第二方面,本申请提供一种检测装置,该检测装置用于执行第一方面及第一方面任一种可能的方法,有益效果可以参见第一方面的相关描述此处不再赘述。该检测装置包括摄像头、第一处理器、第二处理器;其中,摄像头,用于采集图像;第一处理器,用于获取摄像头采集的图像,并将该图像输入一级唤醒网络,以得到所述一级唤醒网络输出的第一检测结果,此时第一处理器用于运行一级唤醒网络,一级唤醒网络用于对图像进行目标对象的检测;当该第一检测结果指示该图像中存在目标对象时,唤醒二级唤醒网络,此时第一处理器用于运行二级唤醒网络,中断一级唤醒网络,第一处理器使用该二级唤醒网络对该图像进行检测,以得到二级唤醒网络输出的第二检测结果,二级唤醒网络用于对输入的所述图像进行目标对象的检测,二级唤醒网络的检测精度高于所述一级唤醒网络的检测精度;当该第二检测结果指示该图像中存在所述目标对象时,第一处理器唤醒第二处理器;第二处理器被唤醒后用于执行预设操作。
在一种可能的设计中,一级唤醒网络包括第一子网络和第二子网络,第一子网络用于进行特征提取,第二子网络用于基于所述第一子网络所提取的特征进行目标对象的检测;第一处理器将所述图像作为一级唤醒网络的输入数据,以得到所述一级唤醒网络输出的第一检测结果时,具体用于:将图像的多个部分依次输入第一子网络,以得到第一子网络对每个部分所提取的特征;根据所述多个部分中的每个部分的特征确定该图像对应的融合特征;将该融合特征作为第二子网络的输入数据,以得到第二子网络输出的第一检测结果。
在一种可能的设计中,该装置还包括内存,该图像的每个部分均为从目标内存空间中读取的该图像中的一行或多行数据,不同的部分所包括的图像的数据不同,该目标内存空间可以是该内存的全部空间,目标内存空间的容量小于该图像的数据量。
在一种可能的设计中,第二处理器使用二级唤醒网络对该图像进行检测时,具体用于:第二处理器将该图像对应的融合特征输入二级唤醒网络,以得到二级唤醒网络输出的第二检测结果。
在一种可能的设计中,第二处理器使用二级唤醒网络对该图像进行检测时,具体用于:第二处理器将该图像输入二级唤醒网络,以得到二级唤醒网络输出的第二检测结果。
在一种可能的设计中,一级唤醒网络的功耗低于第一设定值,二级唤醒网络的功耗低于第二设定值,第一设定值不高于第二设定值。
第三方面,本申请提供一种检测装置,有益效果可以参见第一方面的描述此处不再赘述。
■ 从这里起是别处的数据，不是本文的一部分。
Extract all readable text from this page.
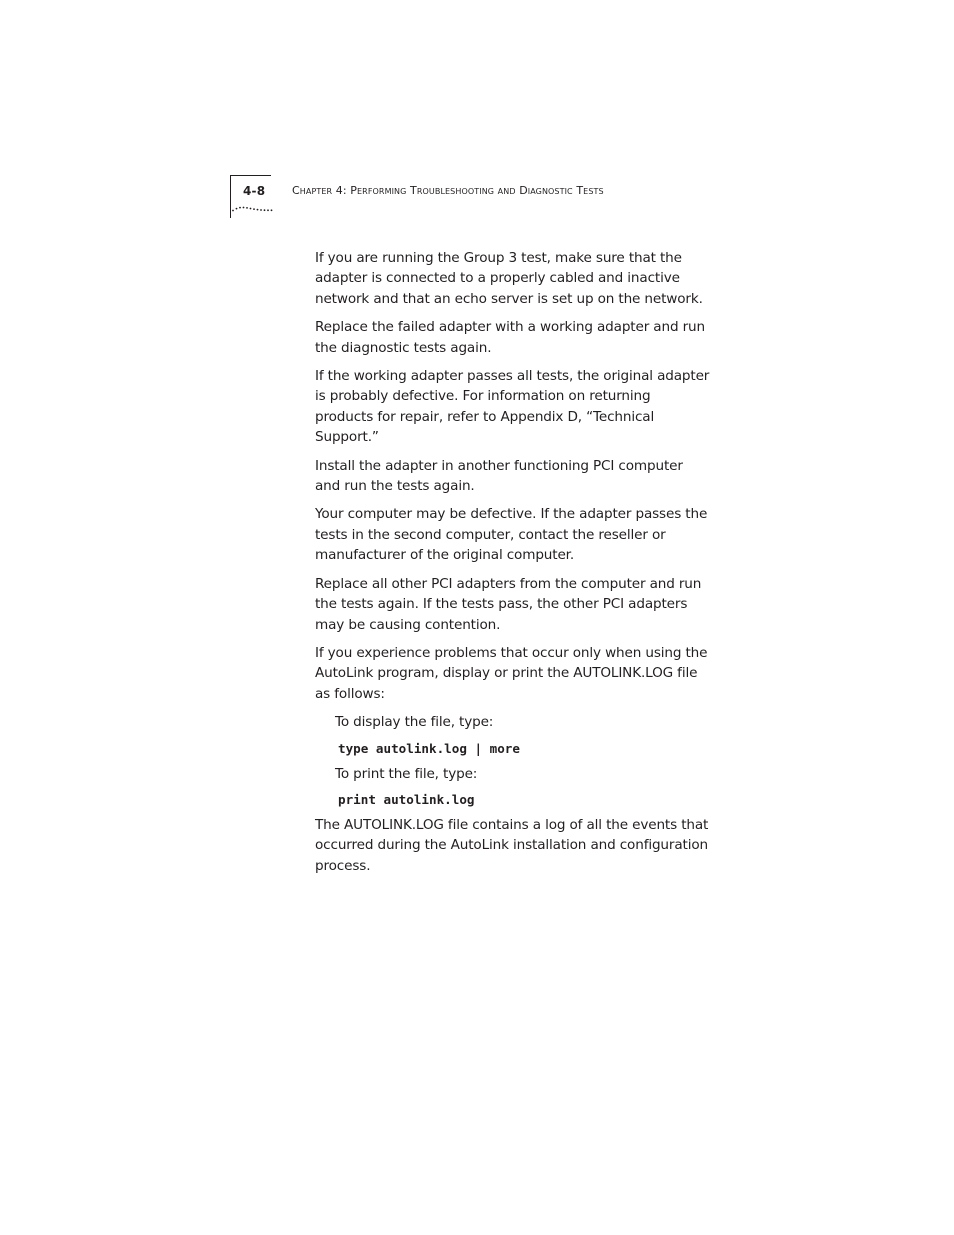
4-8 Chapter 4: Performing Troubleshooting and Diagnostic Tests

If you are running the Group 3 test, make sure that the adapter is connected to a properly cabled and inactive network and that an echo server is set up on the network.

Replace the failed adapter with a working adapter and run the diagnostic tests again.

If the working adapter passes all tests, the original adapter is probably defective. For information on returning products for repair, refer to Appendix D, “Technical Support.”

Install the adapter in another functioning PCI computer and run the tests again.

Your computer may be defective. If the adapter passes the tests in the second computer, contact the reseller or manufacturer of the original computer.

Replace all other PCI adapters from the computer and run the tests again. If the tests pass, the other PCI adapters may be causing contention.

If you experience problems that occur only when using the AutoLink program, display or print the AUTOLINK.LOG file as follows:

To display the file, type:

type autolink.log | more

To print the file, type:

print autolink.log

The AUTOLINK.LOG file contains a log of all the events that occurred during the AutoLink installation and configuration process.
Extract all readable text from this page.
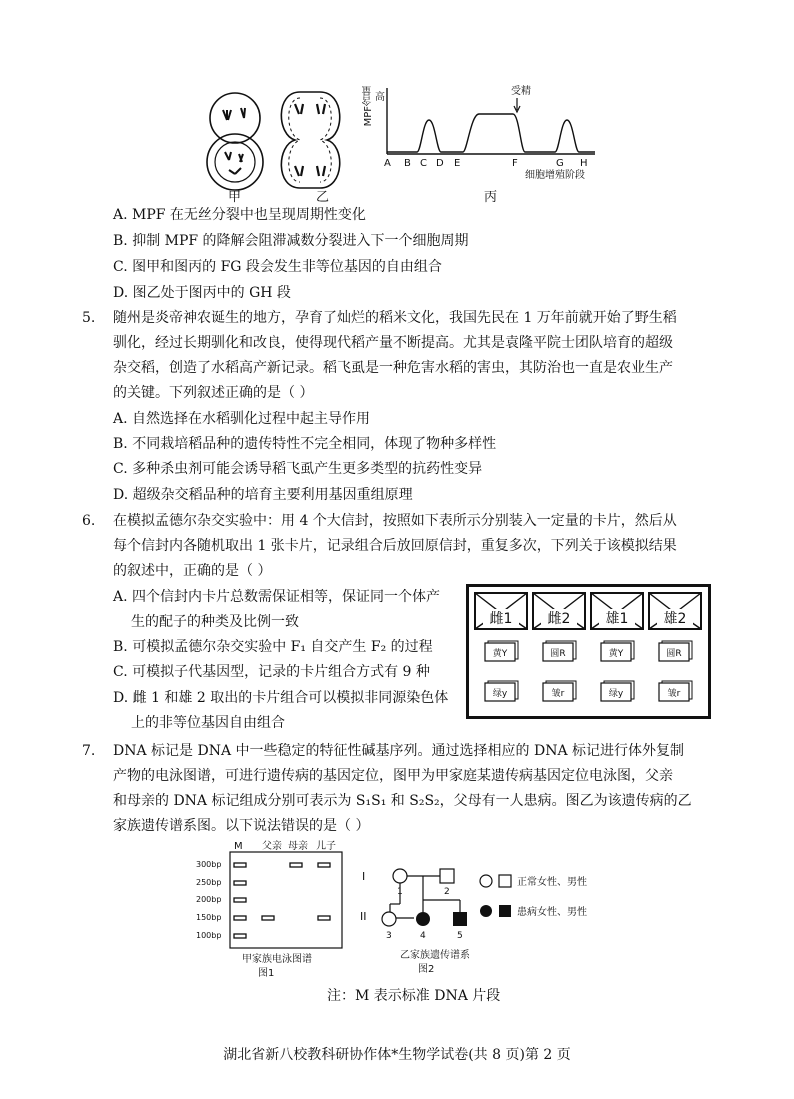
高
受精
A B C D E	F	G H
细胞增殖阶段
MPF含量
甲	乙	丙
A. MPF 在无丝分裂中也呈现周期性变化
B. 抑制 MPF 的降解会阻滞减数分裂进入下一个细胞周期
C. 图甲和图丙的 FG 段会发生非等位基因的自由组合
D. 图乙处于图丙中的 GH 段
5. 随州是炎帝神农诞生的地方，孕育了灿烂的稻米文化，我国先民在 1 万年前就开始了野生稻
驯化，经过长期驯化和改良，使得现代稻产量不断提高。尤其是袁隆平院士团队培育的超级
杂交稻，创造了水稻高产新记录。稻飞虱是一种危害水稻的害虫，其防治也一直是农业生产
的关键。下列叙述正确的是（ ）
A. 自然选择在水稻驯化过程中起主导作用
B. 不同栽培稻品种的遗传特性不完全相同，体现了物种多样性
C. 多种杀虫剂可能会诱导稻飞虱产生更多类型的抗药性变异
D. 超级杂交稻品种的培育主要利用基因重组原理
6. 在模拟孟德尔杂交实验中：用 4 个大信封，按照如下表所示分别装入一定量的卡片，然后从
每个信封内各随机取出 1 张卡片，记录组合后放回原信封，重复多次，下列关于该模拟结果
的叙述中，正确的是（ ）
A. 四个信封内卡片总数需保证相等，保证同一个体产
生的配子的种类及比例一致
B. 可模拟孟德尔杂交实验中 F₁ 自交产生 F₂ 的过程
C. 可模拟子代基因型，记录的卡片组合方式有 9 种
D. 雌 1 和雄 2 取出的卡片组合可以模拟非同源染色体
上的非等位基因自由组合
雌1
黄Y
绿y
雌2
圆R
皱r
雄1
黄Y
绿y
雄2
圆R
皱r
7. DNA 标记是 DNA 中一些稳定的特征性碱基序列。通过选择相应的 DNA 标记进行体外复制
产物的电泳图谱，可进行遗传病的基因定位，图甲为甲家庭某遗传病基因定位电泳图，父亲
和母亲的 DNA 标记组成分别可表示为 S₁S₁ 和 S₂S₂，父母有一人患病。图乙为该遗传病的乙
家族遗传谱系图。以下说法错误的是（ ）
M 父亲 母亲 儿子
300bp
250bp
200bp
150bp
100bp
甲家族电泳图谱
图1
I
II
1	2
3	4	5
正常女性、男性
患病女性、男性
乙家族遗传谱系
图2
注：M 表示标准 DNA 片段
湖北省新八校教科研协作体*生物学试卷(共 8 页)第 2 页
该装置具有实现上述第一方面的方法实例中行为的功能。所述功能可以通过硬件实现,也可以通过硬件执行相应的软件实现。所述硬件或软件包括一个或多个与上述功能相对应的单元。在一个可能的设计中,所述装 置的结构中包括获取单元、检测单元、处理单元,这些单元可以执行上述第一方面方法示例中的相应功能,具体参见方法示例中的详细描述,此处不做赘述。
第四方面,本申请实施例提供一种计算机可读存储介质,计算机可读存储介质中存储有计算机程序或指令,当计算机程序或指令被检测装置执行时,使得该检测装置执行如第一方面或者第一方面的任一设计所述中的方法。
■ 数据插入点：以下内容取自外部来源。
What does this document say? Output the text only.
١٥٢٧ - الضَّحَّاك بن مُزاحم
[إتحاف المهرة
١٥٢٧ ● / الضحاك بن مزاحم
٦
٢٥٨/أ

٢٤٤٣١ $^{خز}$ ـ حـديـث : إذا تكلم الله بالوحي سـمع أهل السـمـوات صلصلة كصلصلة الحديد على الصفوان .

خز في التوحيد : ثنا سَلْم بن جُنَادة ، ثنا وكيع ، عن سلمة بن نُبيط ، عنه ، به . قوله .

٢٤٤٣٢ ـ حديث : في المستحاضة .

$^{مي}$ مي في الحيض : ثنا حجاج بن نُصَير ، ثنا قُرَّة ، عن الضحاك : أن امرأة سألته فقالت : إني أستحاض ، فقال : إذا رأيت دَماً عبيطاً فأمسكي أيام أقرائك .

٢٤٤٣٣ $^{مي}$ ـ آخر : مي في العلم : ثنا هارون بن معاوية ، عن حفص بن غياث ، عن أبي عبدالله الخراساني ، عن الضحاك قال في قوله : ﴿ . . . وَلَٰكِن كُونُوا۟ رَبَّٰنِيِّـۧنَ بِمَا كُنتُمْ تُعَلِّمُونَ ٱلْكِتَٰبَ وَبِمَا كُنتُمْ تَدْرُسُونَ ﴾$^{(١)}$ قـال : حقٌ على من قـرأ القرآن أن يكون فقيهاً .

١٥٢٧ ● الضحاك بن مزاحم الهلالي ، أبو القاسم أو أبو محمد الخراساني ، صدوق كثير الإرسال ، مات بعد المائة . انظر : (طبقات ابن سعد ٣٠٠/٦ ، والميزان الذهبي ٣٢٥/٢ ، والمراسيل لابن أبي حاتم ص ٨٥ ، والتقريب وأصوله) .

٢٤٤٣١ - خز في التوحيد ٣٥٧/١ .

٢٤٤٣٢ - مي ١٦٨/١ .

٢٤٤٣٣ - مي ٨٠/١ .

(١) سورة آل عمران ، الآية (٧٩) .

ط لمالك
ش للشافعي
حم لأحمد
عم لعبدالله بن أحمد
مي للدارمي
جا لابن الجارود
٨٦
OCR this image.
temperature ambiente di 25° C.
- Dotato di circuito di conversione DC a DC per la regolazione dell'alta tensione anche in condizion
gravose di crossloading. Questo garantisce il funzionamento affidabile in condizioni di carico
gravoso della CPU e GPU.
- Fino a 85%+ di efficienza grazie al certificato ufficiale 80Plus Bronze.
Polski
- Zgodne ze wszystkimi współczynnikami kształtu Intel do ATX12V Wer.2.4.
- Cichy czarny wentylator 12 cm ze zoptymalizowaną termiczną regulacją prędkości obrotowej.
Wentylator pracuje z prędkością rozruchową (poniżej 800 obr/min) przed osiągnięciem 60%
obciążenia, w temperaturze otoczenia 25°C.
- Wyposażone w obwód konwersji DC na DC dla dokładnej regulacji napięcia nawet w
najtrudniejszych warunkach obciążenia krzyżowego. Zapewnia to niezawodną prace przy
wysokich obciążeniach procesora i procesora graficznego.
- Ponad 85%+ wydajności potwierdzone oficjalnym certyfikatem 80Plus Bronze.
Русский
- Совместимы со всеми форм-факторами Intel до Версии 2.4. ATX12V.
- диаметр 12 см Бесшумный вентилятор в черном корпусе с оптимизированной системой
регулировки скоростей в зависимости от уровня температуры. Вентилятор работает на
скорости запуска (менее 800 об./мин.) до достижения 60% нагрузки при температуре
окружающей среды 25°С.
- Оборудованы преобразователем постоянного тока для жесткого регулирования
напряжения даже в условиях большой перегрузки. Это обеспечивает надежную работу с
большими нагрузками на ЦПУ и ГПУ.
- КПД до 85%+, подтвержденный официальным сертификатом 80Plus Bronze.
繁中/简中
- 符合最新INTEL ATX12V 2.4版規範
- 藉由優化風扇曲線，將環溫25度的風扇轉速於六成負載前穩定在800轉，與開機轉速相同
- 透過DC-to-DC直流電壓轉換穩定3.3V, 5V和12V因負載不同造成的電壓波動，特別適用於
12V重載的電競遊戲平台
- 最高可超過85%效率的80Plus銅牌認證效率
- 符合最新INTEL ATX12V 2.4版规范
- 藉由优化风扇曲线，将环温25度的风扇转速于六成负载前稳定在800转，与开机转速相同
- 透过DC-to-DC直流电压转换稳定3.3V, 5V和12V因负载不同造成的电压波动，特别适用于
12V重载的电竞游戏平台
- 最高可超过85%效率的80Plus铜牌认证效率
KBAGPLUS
第五方面,本申请实施例提供一种计算机程序产品,该计算机程序产品包括计算机程序或指令,当该计算机程序或指令被检测装置执行时,实现如第一方面或者第一方面的任一设计所述中的方法。
本申请在上述各方面提供的实现的基础上,还可以进行进一步组合以提供更多实现。
附图说明
图1为本申请实施例提供的一种可能的系统架构示意图;
图2为一种现有技术的场景示意图;
图3为本申请实施例提供的一种可能的系统架构示意图;
图4为本申请实施例提供的一种唤醒方法的流程示意图;
图5为本申请实施例提供的另一种可能的系统架构示意图;
图6为本申请实施例提供的一种检测设备的结构示意图;
图7为本申请实施例提供的另一种唤醒方法的流程示意图。
具体实施方式
图1为本申请实施例提供的一种监测系统架构示意图。该系统包括图像采集装置1和检测装置2,检测装置2可包括检测单元20和处理单元30。其中,图像采集装置1和检测装置2可通过有线(如总线)或无线(如网络)等方式通信,在一种实现中,图像采集装置1集成于检测装置2内,此时两者可通过总线连接。或者,图像采集装置1和检测装置2分别位于两个独立的设备中,此时两者可通过网络通信。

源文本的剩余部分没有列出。